Dengan cara yang sama dengan dosis yang sama, Peng dengan rekannya menganalisis 94 subjek
yang terdaftar untuk kraniotomi supratentorial. Lidocaine intravena sangat mengurangi rasa sakit
akut setelah operasi [8].
• Sekali lagi dengan dosis induksi dan pemeliharaan yang sama dengan lidokain, uji coba kontrol
secara acak dilakukan pada 68 pasien yang menjalani operasi usus buntu laparoskopi oleh Kim
dan kolaborator. Namun, kali ini sampel dibagi dalam tiga kelompok; 1) Kelompok IP
(kelompok intravena) yang menerima instilasi lidokain dan injeksi normal saline
intraponeitoneal 2) Kelompok IV (kelompok intravena) menerima injeksi lidokain intravena
dan penanaman intraperitoneal dari salin normal 3) Kelompok C (kelompok terkontrol plasebo)

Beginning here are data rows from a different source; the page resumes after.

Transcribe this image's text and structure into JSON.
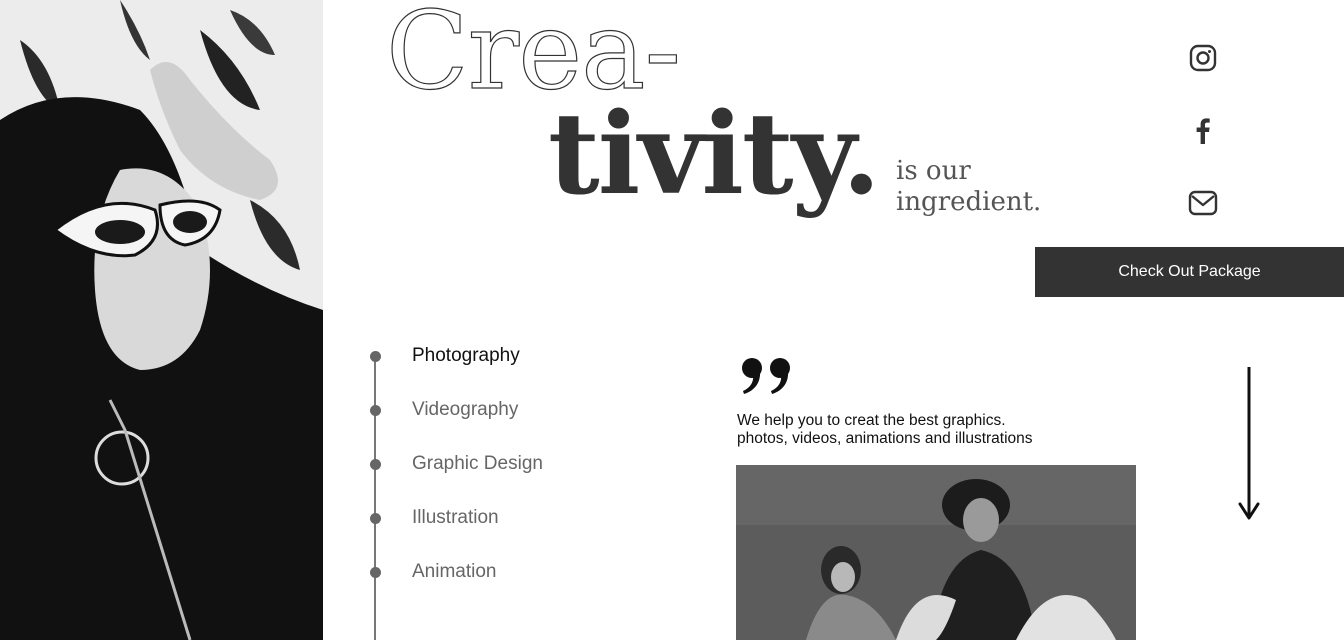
{
  "headline": {
    "line1": "Crea-",
    "line2": "tivity.",
    "tagline_line1": "is our",
    "tagline_line2": "ingredient."
  },
  "social": {
    "icons": [
      "instagram-icon",
      "facebook-icon",
      "mail-icon"
    ]
  },
  "cta": {
    "label": "Check Out Package"
  },
  "services": {
    "items": [
      {
        "label": "Photography",
        "active": true
      },
      {
        "label": "Videography",
        "active": false
      },
      {
        "label": "Graphic Design",
        "active": false
      },
      {
        "label": "Illustration",
        "active": false
      },
      {
        "label": "Animation",
        "active": false
      }
    ]
  },
  "quote": {
    "icon": "quote-icon",
    "line1": "We help you to creat the best graphics.",
    "line2": "photos, videos, animations and illustrations"
  },
  "colors": {
    "dark": "#333333",
    "text_muted": "#666666",
    "background": "#ffffff"
  }
}
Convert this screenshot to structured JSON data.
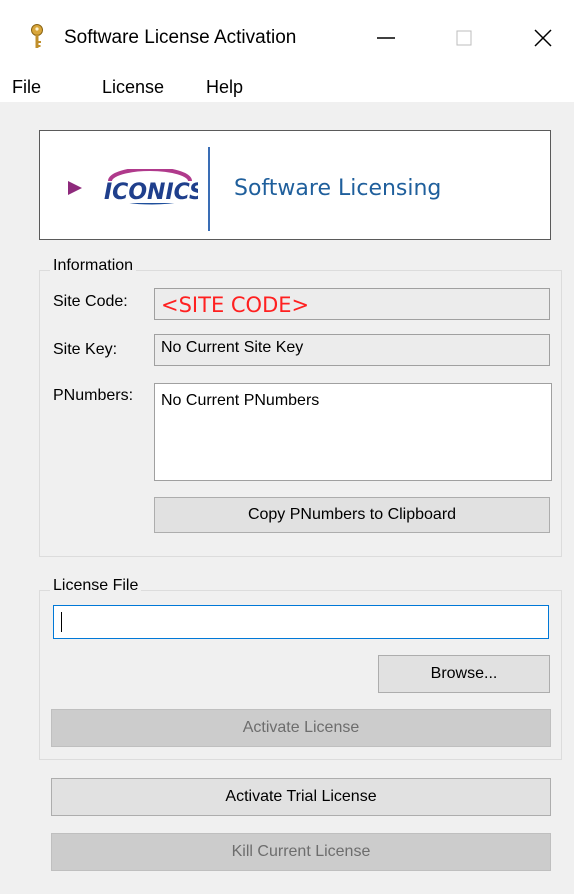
{
  "window": {
    "title": "Software License Activation",
    "icon": "key-icon"
  },
  "menu": {
    "items": [
      "File",
      "License",
      "Help"
    ]
  },
  "banner": {
    "brand": "ICONICS",
    "title": "Software Licensing"
  },
  "information": {
    "legend": "Information",
    "site_code_label": "Site Code:",
    "site_code_value": "<SITE CODE>",
    "site_key_label": "Site Key:",
    "site_key_value": "No Current Site Key",
    "pnumbers_label": "PNumbers:",
    "pnumbers_value": "No Current PNumbers",
    "copy_button": "Copy PNumbers to Clipboard"
  },
  "license_file": {
    "legend": "License File",
    "value": "",
    "browse_button": "Browse...",
    "activate_button": "Activate License"
  },
  "actions": {
    "trial_button": "Activate Trial License",
    "kill_button": "Kill Current License"
  },
  "colors": {
    "accent": "#0078d7",
    "site_code": "#ff2020",
    "brand_blue": "#1f5f9c"
  }
}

menerima salin normal baik intravena dan intraperitoneal. Lidokain intravena ditemukan sama
efektifnya dengan pemberian peritoneal untuk mengurangi nyeri dan konsumsi fentanyl [19].
• Lauwick dan rekan secara acak empat puluh pasien yang menjalani prostatektomi laparoskopi
untuk menerima infus baik lidokain 2 mg / kg / jam selama operasi dan 1 mg / kg / menit untuk
periode pasca operasi pertama atau volume normal saline normal untuk menilai pasca operasi
kapasitas berjalan fungsional, sebagai ukuran pemulihan bedah. Lidocaine melemahkan
kemampuan berjalan fungsional dan memiliki efek opioid-sparing [20]. Percobaan klinis yang
dilakukan oleh Dr Oliveria dan rekan satu tim di lima puluh pasien yang dirawat untuk operasi
bariat laparoskopi juga menetapkan hasil positif [22].
• Vigneault dan kolaborator melakukan meta-analisis 29 RCT dari berbagai jenis operasi. Dosis
bolus sebelum infus diberikan dalam semua percobaan (≤3 mg / kg / jam). Itu tidak hanya
mengurangi rasa sakit pasca operasi tetapi juga mengurangi konsumsi opioid, mual, muntah,
waktu untuk flatus pertama, waktu untuk buang air besar pertama, dan lama tinggal di rumah
sakit. Efek-efek ini lebih jelas pada operasi perut [24].
• Wongyingsinn memeriksa 60 pasien yang dijadwalkan untuk operasi kolorektal laparoskopi
untuk menguji efisiensi lidokain sistemik 1,5 mg / kg (maksimum 100 mg) untuk induksi dan
2 mg / kg / jam untuk pemeliharaan dibandingkan dengan analgesia epidural toraks dalam hal
pemulihan fungsi usus di periode pasca operasi. Dampak lidokain intravena pada kembalinya
fungsi usus mirip dengan analgesia epidural toraks ketika program pemulihan ditingkatkan
dilaksanakan [26].
• Singkatnya, tingkat terapi lidokain dicapai dengan dosis bolus 1,5 mg / kg dan dosis
pemeliharaan 2 atau ≤3 mg / kg / jam di hampir semua uji klinis. Bertentangan dengan
kepercayaan sebelumnya bahwa keuntungan penggunaan perioperatifnya hanya terbukti dalam
operasi perut, uji coba yang dilakukan oleh Farag, kyoung-Tae dan Peng memberikan hasil
yang menjanjikan dalam operasi lain. Selain itu, sementara penilaian yang dilakukan oleh
Wongyingsinn dan Kim memberi harapan penggunaannya di masa depan sebagai alternatif
dalam kasus di mana rute epidural intraperitoneal atau toraks dikontraindikasikan [7] [8] [18]
[19] [26] (Tabel 1).

7. Kesimpulan
Lidocaine aman dan memiliki keuntungan yang jelas dalam penggunaan perioperatif. Apakah pahala
ini hanya terkait dengan operasi perut masih merupakan subjek yang menuntut lebih banyak
eksplorasi dan penelitian yang kuat. Namun, hasil yang dihasilkan oleh penelitian yang lebih baru
tidak mengecewakan. Selain itu, implikasi klinisnya sebagai alternatif untuk analgesia epidural toraks
atau agen antiinflamasi dapat menjadi bidang lain yang menarik di masa depan. Akan aman untuk
mengasumsikan bahwa agen anestesi lokal ini dapat digunakan pada dosis rendah tanpa takut
toksisitas karena reaksi yang merugikan sangat jarang terjadi dan dimulai hanya pada dan di atas
tingkat plasma lebih dari 5 mcg / ml. Akhirnya, itu juga nyaman dan hemat biaya yang memberikan
dasar untuk penggunaannya dalam berbagai macam.